Gartner predicts that, 80% of enterprises will shut down their traditional centres by 2025. The shift in working patterns over the last two years has prompted organisations to embrace cloud-enabled solutions. This will be including data management. Cloud-based services offer a sustainable, long-term solution. Research from Information Technology Intelligence Corp (ITIC) reveals that 44% of organisations report that a single hour of server downtime now costs from $1 million to over $5 million. The outages not only have financial implications but can lead to reputational damage in the case of data breaches. Businesses must consider the stability of their on-premises datacentres. According to IDC research, server performance erodes at an annual average of 14%. The performance has diminished by 40%.
Moving to the cloud enables businesses to transition from extended disaster recovery times to true business continuity. Organisations will no longer have to worry about their data resiliency. This is with the cloud provider supporting data replication and managing the storage and security of those backups. Organisations must keep pace with change, and that involves meeting the demands of a hybrid workforce. A recent HP Wolf Security Rebellions & Rejections report reveals that over three-quarters (76%) of IT teams admit security took a backseat to business continuity. This is during the pandemic. The flexible working model is here to stay, and businesses must work out how to prioritise security.

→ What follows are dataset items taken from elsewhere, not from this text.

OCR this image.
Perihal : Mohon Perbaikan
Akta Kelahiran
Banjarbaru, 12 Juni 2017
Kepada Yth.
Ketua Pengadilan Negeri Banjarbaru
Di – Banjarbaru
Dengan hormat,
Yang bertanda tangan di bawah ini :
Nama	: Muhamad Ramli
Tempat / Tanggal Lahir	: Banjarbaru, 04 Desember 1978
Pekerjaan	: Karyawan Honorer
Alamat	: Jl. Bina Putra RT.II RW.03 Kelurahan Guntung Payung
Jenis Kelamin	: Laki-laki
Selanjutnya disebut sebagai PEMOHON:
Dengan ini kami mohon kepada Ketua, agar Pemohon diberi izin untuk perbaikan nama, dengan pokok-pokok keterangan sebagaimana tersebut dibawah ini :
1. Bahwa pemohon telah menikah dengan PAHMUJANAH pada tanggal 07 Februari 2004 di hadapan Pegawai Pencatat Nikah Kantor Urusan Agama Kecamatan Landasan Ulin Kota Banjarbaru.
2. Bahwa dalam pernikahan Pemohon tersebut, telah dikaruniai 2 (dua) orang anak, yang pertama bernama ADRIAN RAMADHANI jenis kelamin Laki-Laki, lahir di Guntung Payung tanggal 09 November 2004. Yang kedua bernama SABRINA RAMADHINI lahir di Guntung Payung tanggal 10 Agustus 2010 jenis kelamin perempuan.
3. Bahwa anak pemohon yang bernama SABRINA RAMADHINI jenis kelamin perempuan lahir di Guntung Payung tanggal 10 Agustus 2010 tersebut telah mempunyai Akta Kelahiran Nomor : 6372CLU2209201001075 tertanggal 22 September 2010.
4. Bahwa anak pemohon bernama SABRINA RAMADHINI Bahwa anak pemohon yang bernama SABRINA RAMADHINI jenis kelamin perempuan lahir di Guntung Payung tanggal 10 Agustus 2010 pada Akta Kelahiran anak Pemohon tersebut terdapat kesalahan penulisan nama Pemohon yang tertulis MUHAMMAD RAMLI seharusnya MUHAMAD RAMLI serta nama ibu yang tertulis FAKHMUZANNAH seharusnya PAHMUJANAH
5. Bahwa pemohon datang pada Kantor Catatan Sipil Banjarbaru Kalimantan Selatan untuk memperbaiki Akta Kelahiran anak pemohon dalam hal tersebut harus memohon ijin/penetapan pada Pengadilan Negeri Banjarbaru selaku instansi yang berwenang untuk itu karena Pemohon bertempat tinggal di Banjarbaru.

Reduced reliance on in-house datacentres can boost company-wide agility and innovation. Cloud-based organisations also have more freedom for scalability, automatically adjusting data storage capabilities. So that they can meet demand and avoid over provisioning at peak times. Another key driver for businesses to reduce their datacentre footprint is minimising environmental impact. As it stands, datacentre power consumption could devour 20% of UK generation in the next few years. The real estate required to house and store individual on-premises systems. And, that has a significant impact on a company’s electricity usage.
Mass-migration will ultimately lead to a huge reduction in emissions and e-waste. This is with organisations paying for the exact amount of processing power they need. And modern cloud infrastructures also offer increased transparency. Demonstrating ESG credentials is becoming increasingly important in appealing to key stakeholders. The investors are using climate change markers to evaluate non-financial performance. They are striving to fulfil environmental commitments is not only an ethical decision, but a profitable one. The usage of cloud organisations can leverage the sustainability capability of the hyperscale’s carbon neutral strategies. The transparency of consumption is also given by the clouds.
Some organisations are reluctant to make the move from on-premises infrastructure. Migrating to cloud puts companies’ datacentre infrastructure in the hands of dedicated professionals. There should be a good handle on the desired outcomes and the data needed to formulate a strategy for a sustainable transition. Also, they must ensure that they have the required cloud literacy to implement that strategy. This can be a daunting task but, with a robust plan and the right partner, businesses can modernise at the pace that’s right for them. This is to ensure that the expected benefits of cloud are fully realised.